Steven van der Hoeven grows up as the youngest in a Christian family of eight children. Twice a year it's his turn for a treat week and he can choose what's on the table in the evening. His mother divides her attention as well and as badly as possible, but it continues to fight for everyone in the rowing house bursting at the seams. In the end, a friend of the family offers a solution for twelve-year-old Steven, just when he starts high school. What begins as a retreat for exclusive attention, degenerates into an unhealthy relationship. With far-reaching consequences. Your eyes betray you is an honestly written and staggering true story about a subject that has a taboo on.

From Goodreads:

RESUME:
Steven grows up in a large family in an ordinary neighborhood and where little attention is paid to him. He is on football and his trainer Ries is a good friend of the family. He offers to bother about Steven who is just going to high school. What the parents do not know is what lies behind this offer: sexual abuse. What Steven has to experience and that in exchange to watch movies he is still too young for, attention, cola and candy. In the beginning of the sexual abuse Steven is curious about everything that Ries tells him and does with him and does not look for it much. It is then also quite innocent. However, when the sexual games of Ries take more extreme forms, Steven gets scared of him.
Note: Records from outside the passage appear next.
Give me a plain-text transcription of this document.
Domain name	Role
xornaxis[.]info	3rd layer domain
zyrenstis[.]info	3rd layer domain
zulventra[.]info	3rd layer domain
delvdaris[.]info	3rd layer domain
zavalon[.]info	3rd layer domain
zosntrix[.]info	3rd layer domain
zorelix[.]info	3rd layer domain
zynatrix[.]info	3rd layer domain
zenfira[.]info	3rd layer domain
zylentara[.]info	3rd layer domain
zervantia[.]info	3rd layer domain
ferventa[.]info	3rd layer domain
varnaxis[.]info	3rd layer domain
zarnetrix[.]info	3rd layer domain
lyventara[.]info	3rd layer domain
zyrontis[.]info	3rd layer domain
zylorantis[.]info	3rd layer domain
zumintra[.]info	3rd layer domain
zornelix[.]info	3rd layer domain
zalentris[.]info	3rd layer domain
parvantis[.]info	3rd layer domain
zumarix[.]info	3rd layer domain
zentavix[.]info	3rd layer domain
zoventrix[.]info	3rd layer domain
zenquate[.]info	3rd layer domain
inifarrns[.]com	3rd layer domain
Mentally and physically he suffers from this. He does not tell anything at home on the one hand afraid of the reaction of his parents and on the other hand he does not want to lose Ries's exclusive attention. He is completely alone. He can and does not share his secret with anyone. In the meantime, Ries just keeps on coming to the floor with his parents and the fine, understanding football coach is hanging out. The parents still have nothing to watch. Steven almost goes under, because he no longer understands Ries's behavior and actions. Shame and an inferiority play a big role and do not make his life easy. It's going bad at school and he often plays truant. At home he can no longer bear the sweet words of his mother. Steven changes into another, unmanageable, inward-looking boy. His parents do not understand it. His emotional life disappears into the background with all its consequences. He is not able to build up a full-fledged relationship with a woman at a later age.
Eventually his secret comes out and he is forced to tell it to his parents and he gets help and understanding from all sides.
The book contains an extensive afterword in which can be read how it is with Steven. What he had to do to get where he is now. It was fighting or fleeing.

MY PERSONAL OPINION:
While reading, I could not keep it dry so gripping, sad and sometimes frightening. That a boy of this age comes into contact with such sexual experiences is almost impossible to imagine, but unfortunately turns out to be the reality.
I have a lot of respect for the way Steven has dealt with this. How strong he has been as a child, but also how lonely. What his (social) world looked like.
It is a realistic story, well constructed, written smoothly in a pleasant writing style.